なぜ彼が浜尾君を追うのか、平岡がリヨンだと言ったのはなぜかなど、いくつもの疑問を並べ、わかるなら教えてくれもらえないだろうかと素直に告白した。
「真琴さん、辞めるつもりでしょうね。彼女なら、きっとそうするわ」
「……浜尾直之の思い通りになるのは悔しいが……彼女もこのままでは辛いだろう。それはわかるが……」
「そうね。でも、櫻井さんがいらっしゃるから大丈夫よ」
「どうしてそこで櫻井が出てくるんだよ」
「どうしてって……櫻井さんは真琴さんの心配ばかりしていたでしょう?
旅行に行くと、真琴さんが電話をかけた相手は櫻井さんなのよ。
宗じゃないわ。これでもわからないの?」
わからないよと首を振ると、驚いたように目を見開いていたが、小さく笑い柔らかな笑みを浮かべた。

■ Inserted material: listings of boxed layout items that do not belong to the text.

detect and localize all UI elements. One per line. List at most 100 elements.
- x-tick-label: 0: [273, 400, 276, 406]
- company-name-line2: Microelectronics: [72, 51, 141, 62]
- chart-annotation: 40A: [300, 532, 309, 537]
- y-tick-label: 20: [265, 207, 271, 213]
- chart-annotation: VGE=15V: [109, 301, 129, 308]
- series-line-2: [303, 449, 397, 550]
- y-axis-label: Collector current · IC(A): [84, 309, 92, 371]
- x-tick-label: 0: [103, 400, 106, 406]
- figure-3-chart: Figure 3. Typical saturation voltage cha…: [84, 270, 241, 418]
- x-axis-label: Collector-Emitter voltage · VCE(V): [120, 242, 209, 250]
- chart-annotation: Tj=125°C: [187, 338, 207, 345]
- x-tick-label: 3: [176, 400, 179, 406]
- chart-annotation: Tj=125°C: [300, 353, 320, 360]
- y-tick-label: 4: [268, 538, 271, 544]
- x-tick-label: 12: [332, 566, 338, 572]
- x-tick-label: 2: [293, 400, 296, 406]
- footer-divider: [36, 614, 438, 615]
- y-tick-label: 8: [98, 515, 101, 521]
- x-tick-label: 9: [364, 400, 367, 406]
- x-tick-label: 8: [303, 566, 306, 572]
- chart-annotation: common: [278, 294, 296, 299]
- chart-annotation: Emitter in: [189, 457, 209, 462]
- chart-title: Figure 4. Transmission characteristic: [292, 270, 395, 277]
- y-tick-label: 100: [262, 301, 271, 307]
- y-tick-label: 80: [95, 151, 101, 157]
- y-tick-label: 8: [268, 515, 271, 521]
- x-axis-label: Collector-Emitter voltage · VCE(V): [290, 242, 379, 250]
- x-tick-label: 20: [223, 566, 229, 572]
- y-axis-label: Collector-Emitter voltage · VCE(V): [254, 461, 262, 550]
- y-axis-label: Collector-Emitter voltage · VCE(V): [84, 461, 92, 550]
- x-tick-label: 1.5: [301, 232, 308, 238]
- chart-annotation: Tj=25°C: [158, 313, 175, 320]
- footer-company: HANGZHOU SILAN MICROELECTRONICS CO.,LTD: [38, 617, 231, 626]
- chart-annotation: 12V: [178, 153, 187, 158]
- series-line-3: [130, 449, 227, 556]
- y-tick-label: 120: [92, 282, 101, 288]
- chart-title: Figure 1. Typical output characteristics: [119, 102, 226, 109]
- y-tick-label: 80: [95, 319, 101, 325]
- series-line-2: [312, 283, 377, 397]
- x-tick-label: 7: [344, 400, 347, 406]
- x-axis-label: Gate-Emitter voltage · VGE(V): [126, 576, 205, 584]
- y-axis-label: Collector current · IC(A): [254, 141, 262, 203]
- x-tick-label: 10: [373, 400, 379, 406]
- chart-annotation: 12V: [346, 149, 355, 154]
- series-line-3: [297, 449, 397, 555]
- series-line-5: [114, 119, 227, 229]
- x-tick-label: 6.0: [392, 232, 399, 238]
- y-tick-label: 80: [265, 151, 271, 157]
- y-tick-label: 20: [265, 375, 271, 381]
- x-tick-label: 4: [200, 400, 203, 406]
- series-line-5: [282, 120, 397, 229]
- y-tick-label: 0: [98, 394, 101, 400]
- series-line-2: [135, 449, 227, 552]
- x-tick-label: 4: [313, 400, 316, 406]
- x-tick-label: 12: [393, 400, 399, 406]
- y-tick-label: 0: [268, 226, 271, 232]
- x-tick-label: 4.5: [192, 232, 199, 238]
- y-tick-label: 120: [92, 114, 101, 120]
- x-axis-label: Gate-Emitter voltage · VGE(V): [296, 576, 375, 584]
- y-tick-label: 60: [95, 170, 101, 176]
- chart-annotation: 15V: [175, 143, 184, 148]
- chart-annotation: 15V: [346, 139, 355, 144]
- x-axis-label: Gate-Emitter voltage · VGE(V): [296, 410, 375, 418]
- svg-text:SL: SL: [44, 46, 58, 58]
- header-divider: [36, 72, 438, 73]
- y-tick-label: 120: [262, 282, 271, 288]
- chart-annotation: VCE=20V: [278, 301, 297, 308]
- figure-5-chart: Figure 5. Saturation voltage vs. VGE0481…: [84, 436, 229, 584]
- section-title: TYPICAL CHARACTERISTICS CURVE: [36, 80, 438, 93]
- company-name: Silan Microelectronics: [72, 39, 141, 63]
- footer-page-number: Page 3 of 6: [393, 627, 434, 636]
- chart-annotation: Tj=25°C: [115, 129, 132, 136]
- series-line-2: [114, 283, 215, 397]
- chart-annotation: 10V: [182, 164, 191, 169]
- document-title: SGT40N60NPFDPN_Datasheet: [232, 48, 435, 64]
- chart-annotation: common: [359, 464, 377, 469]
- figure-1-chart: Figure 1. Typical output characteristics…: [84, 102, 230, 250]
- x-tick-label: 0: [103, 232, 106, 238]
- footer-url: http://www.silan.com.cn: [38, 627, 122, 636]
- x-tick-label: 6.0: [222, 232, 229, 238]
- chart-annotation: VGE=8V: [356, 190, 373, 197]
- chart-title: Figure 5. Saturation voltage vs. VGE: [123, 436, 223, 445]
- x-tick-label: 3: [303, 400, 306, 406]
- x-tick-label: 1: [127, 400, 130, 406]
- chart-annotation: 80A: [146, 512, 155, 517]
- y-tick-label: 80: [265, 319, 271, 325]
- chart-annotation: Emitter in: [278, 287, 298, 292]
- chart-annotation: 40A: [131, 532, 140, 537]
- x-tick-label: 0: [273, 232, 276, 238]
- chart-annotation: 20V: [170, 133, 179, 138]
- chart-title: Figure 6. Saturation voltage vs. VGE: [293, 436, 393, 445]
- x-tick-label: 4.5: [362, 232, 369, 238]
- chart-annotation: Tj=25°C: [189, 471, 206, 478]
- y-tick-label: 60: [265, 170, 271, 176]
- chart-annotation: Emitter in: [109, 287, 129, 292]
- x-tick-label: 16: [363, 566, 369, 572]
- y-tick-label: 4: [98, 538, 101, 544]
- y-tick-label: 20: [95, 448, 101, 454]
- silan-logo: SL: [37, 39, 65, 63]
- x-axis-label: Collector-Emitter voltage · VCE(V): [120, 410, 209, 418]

「あなたらしいわね。お仕事では、あんなに鋭いのに……
櫻井さんが真琴さんに好意を持っていらっしゃるからよ。真琴さんも同じお気持ちだと思うわ」
「えっ……」
「覚えてる? いつだったかしら、ホテルで真琴さんに言いがかりをつけてきた、どこかの会社の方がいたでしょう。
あのとき、櫻井さんが真琴さんをかばうように間に入って」
「あぁ、覚えてるよ。ウチとの取引がどうのと言ってたな」
「あれからだと思うの」
「櫻井君と浜尾君が……平岡も知っていたんだな」
「あなただけが知らなかった、と言った方がいいかしら」
そういうと、またふっと笑った。
自慢して笑ったわけではないだろうが、この笑いは素直に受け取れない。
「だけど、どうしてリヨンなんだ? 平岡が絶対だと言い張るんだ」
「お二人の思い出の場所だから」
思い出だって? と言いかけて、ベルンのホテルで平岡と櫻井君がコソコソと話をしていたのを思い出した。